Start from“Something of Painting”

I have participated in MAT, Nagoya as a member of the committee since its establishment and been working on examining the relation between art and the community. Based on its local characteristic to have many of painters reside in the area, together with tasks and concerns identified through my career as an artist, I picked up some local artists to curate this painting exhibition entitled “Something of Painting” as MAT Exhibition vol.2.
Assuming that it would be a series of exhibitions focused on paintings, I asked four of the following painters who effortlessly work on both two-dimensional and three-dimensional media beyond boundaries of materials, techniques and categories; Gakudai Kawasumi, Akiyoshi Kojima, Chikai Hori and Nao Morimoto.
Kojima’s three-dimensional work consists of canvas panels emerges with strength in serenity by accepting painterly subjects as his own assignment through converting symbolic motifs seen in classical paintings into elements in modernism paintings in order to connect them in parallel.
Meanwhile, Hori’s work fulfills the condition what a good picture has, in terms of being pleasant to the eye before presenting theoretical clues, by visualizing selection process in art-making as fixed layer structure. There was this three-dimensional object that has the same structure in the gallery that enables us to trace Hori’s playful handwork in art-making process.

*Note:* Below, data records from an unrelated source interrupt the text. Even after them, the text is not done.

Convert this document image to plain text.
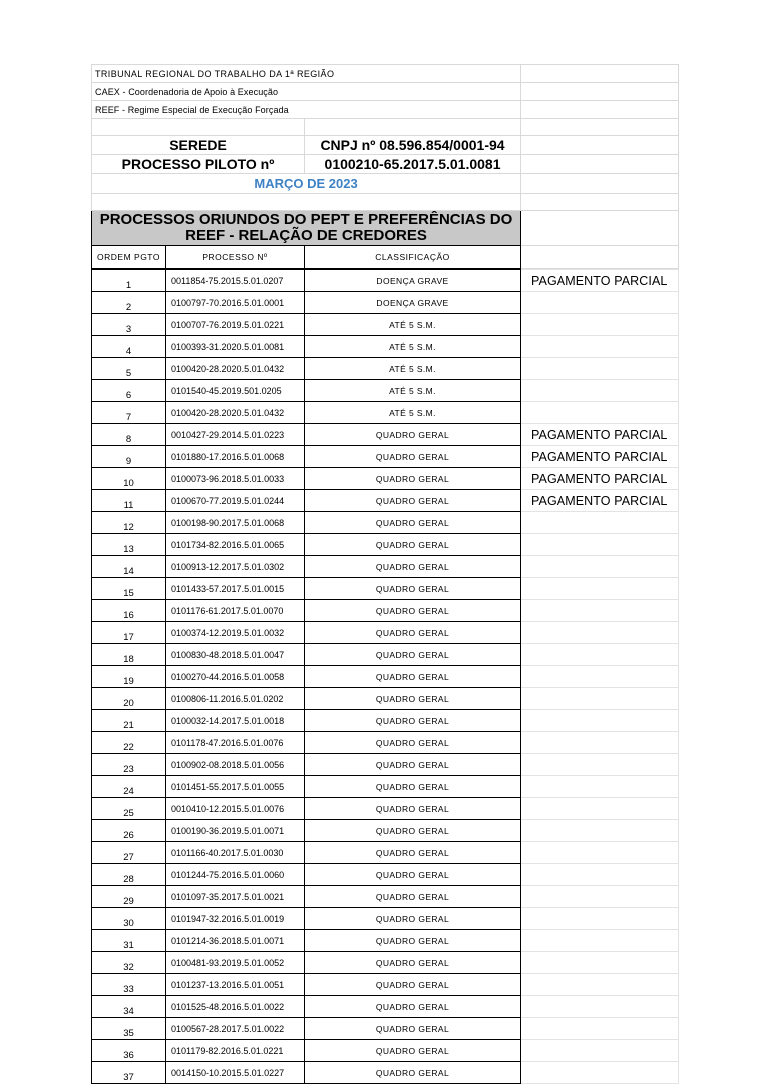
TRIBUNAL REGIONAL DO TRABALHO DA 1ª REGIÃO			
CAEX - Coordenadoria de Apoio à Execução			
REEF - Regime Especial de Execução Forçada			

SEREDE		CNPJ nº 08.596.854/0001-94	
PROCESSO PILOTO nº		0100210-65.2017.5.01.0081	
MARÇO DE 2023			

PROCESSOS ORIUNDOS DO PEPT E PREFERÊNCIAS DO REEF - RELAÇÃO DE CREDORES			
ORDEM PGTO	PROCESSO Nº	CLASSIFICAÇÃO	
1	0011854-75.2015.5.01.0207	DOENÇA GRAVE	PAGAMENTO PARCIAL
2	0100797-70.2016.5.01.0001	DOENÇA GRAVE	
3	0100707-76.2019.5.01.0221	ATÉ 5 S.M.	
4	0100393-31.2020.5.01.0081	ATÉ 5 S.M.	
5	0100420-28.2020.5.01.0432	ATÉ 5 S.M.	
6	0101540-45.2019.501.0205	ATÉ 5 S.M.	
7	0100420-28.2020.5.01.0432	ATÉ 5 S.M.	
8	0010427-29.2014.5.01.0223	QUADRO GERAL	PAGAMENTO PARCIAL
9	0101880-17.2016.5.01.0068	QUADRO GERAL	PAGAMENTO PARCIAL
10	0100073-96.2018.5.01.0033	QUADRO GERAL	PAGAMENTO PARCIAL
11	0100670-77.2019.5.01.0244	QUADRO GERAL	PAGAMENTO PARCIAL
12	0100198-90.2017.5.01.0068	QUADRO GERAL	
13	0101734-82.2016.5.01.0065	QUADRO GERAL	
14	0100913-12.2017.5.01.0302	QUADRO GERAL	
15	0101433-57.2017.5.01.0015	QUADRO GERAL	
16	0101176-61.2017.5.01.0070	QUADRO GERAL	
17	0100374-12.2019.5.01.0032	QUADRO GERAL	
18	0100830-48.2018.5.01.0047	QUADRO GERAL	
19	0100270-44.2016.5.01.0058	QUADRO GERAL	
20	0100806-11.2016.5.01.0202	QUADRO GERAL	
21	0100032-14.2017.5.01.0018	QUADRO GERAL	
22	0101178-47.2016.5.01.0076	QUADRO GERAL	
23	0100902-08.2018.5.01.0056	QUADRO GERAL	
24	0101451-55.2017.5.01.0055	QUADRO GERAL	
25	0010410-12.2015.5.01.0076	QUADRO GERAL	
26	0100190-36.2019.5.01.0071	QUADRO GERAL	
27	0101166-40.2017.5.01.0030	QUADRO GERAL	
28	0101244-75.2016.5.01.0060	QUADRO GERAL	
29	0101097-35.2017.5.01.0021	QUADRO GERAL	
30	0101947-32.2016.5.01.0019	QUADRO GERAL	
31	0101214-36.2018.5.01.0071	QUADRO GERAL	
32	0100481-93.2019.5.01.0052	QUADRO GERAL	
33	0101237-13.2016.5.01.0051	QUADRO GERAL	
34	0101525-48.2016.5.01.0022	QUADRO GERAL	
35	0100567-28.2017.5.01.0022	QUADRO GERAL	
36	0101179-82.2016.5.01.0221	QUADRO GERAL	
37	0014150-10.2015.5.01.0227	QUADRO GERAL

On the other hand, Morimoto pursues “groundless qualities” in her work. The works exhibited remain unnamed seem to be seeking for “something” while they choose not to land anywhere, escaping from explanations.
Kawasumi made a great achievement by transforming work structure itself during the exhibition period in order to modify the exhibition space with time axis. The fact that the exhibition allowed such attempt to have even four-dimensional expression in the range of painting, assured me that there is so much possibilities left yet in the medium of painting despite my recent concerns with the situation.

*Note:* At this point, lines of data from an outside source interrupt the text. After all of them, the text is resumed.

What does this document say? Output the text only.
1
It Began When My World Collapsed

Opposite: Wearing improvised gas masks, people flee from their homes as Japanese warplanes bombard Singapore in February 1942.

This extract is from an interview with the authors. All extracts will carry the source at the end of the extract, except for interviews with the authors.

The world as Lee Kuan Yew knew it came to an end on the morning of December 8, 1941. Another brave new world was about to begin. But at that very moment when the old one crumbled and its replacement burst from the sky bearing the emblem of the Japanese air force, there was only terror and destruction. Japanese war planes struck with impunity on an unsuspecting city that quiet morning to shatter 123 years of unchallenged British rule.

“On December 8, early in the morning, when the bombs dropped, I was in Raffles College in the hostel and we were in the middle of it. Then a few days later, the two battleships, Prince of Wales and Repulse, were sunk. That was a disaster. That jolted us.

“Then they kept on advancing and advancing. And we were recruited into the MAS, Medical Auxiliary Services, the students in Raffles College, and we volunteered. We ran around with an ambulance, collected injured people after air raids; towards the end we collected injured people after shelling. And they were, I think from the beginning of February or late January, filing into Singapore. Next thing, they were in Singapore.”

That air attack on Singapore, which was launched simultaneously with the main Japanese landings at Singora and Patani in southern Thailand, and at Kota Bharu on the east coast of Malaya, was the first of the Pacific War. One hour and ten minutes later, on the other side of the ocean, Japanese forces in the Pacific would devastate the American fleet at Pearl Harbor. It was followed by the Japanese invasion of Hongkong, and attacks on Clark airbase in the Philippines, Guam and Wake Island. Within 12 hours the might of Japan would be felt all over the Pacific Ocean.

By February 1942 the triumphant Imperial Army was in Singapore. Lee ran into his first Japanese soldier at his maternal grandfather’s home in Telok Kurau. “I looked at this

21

There have been a series of talks entitled “Talking about Paiting” with contemporary artists and researchers during the exhibition period, aspiring to share problems to be revealed by each study case on art-making process and actual works.
During the talk “Holding on to painting” presented by Hidehiko Tajima, Junji Yamada and Hinako Kasagi, daily art-making process including financial management and common understandings beyond generations were discussed, while “Tricks and methods” by Shota Hanaki, Yuichiro Maekawa, and Kazuo Amano dealt with their influences and turning points in their art-making process and works.
Gakudai Kawasumi, Akiyoshi Kojima, Chikai Hori, Nao Morimoto and Atsuhiko Shima talked about their concerns with the situation in the recent art scene that seems to restrain their creation, and examined effective breakthrough focusing on the keyword “groundless qualities” during the talk entitled “A new phase of painting to come”. The number of participants increased each event again showed high interest for paintings in this particular community.
I believe it became a good opportunity for us to reconsider what is to paint really feel now that seeds have been sown, as I see participants of the talks above described hold other public talks, or above discussed problems that didn’t reach a conclusion during the event still have been mentioned in the exhibition statement as reactions in response to the exhibition and former discussions given during the talks.

Katsuhisa Sato

Born in 1973 Hiroshima, lives and works in Aichi, Japan.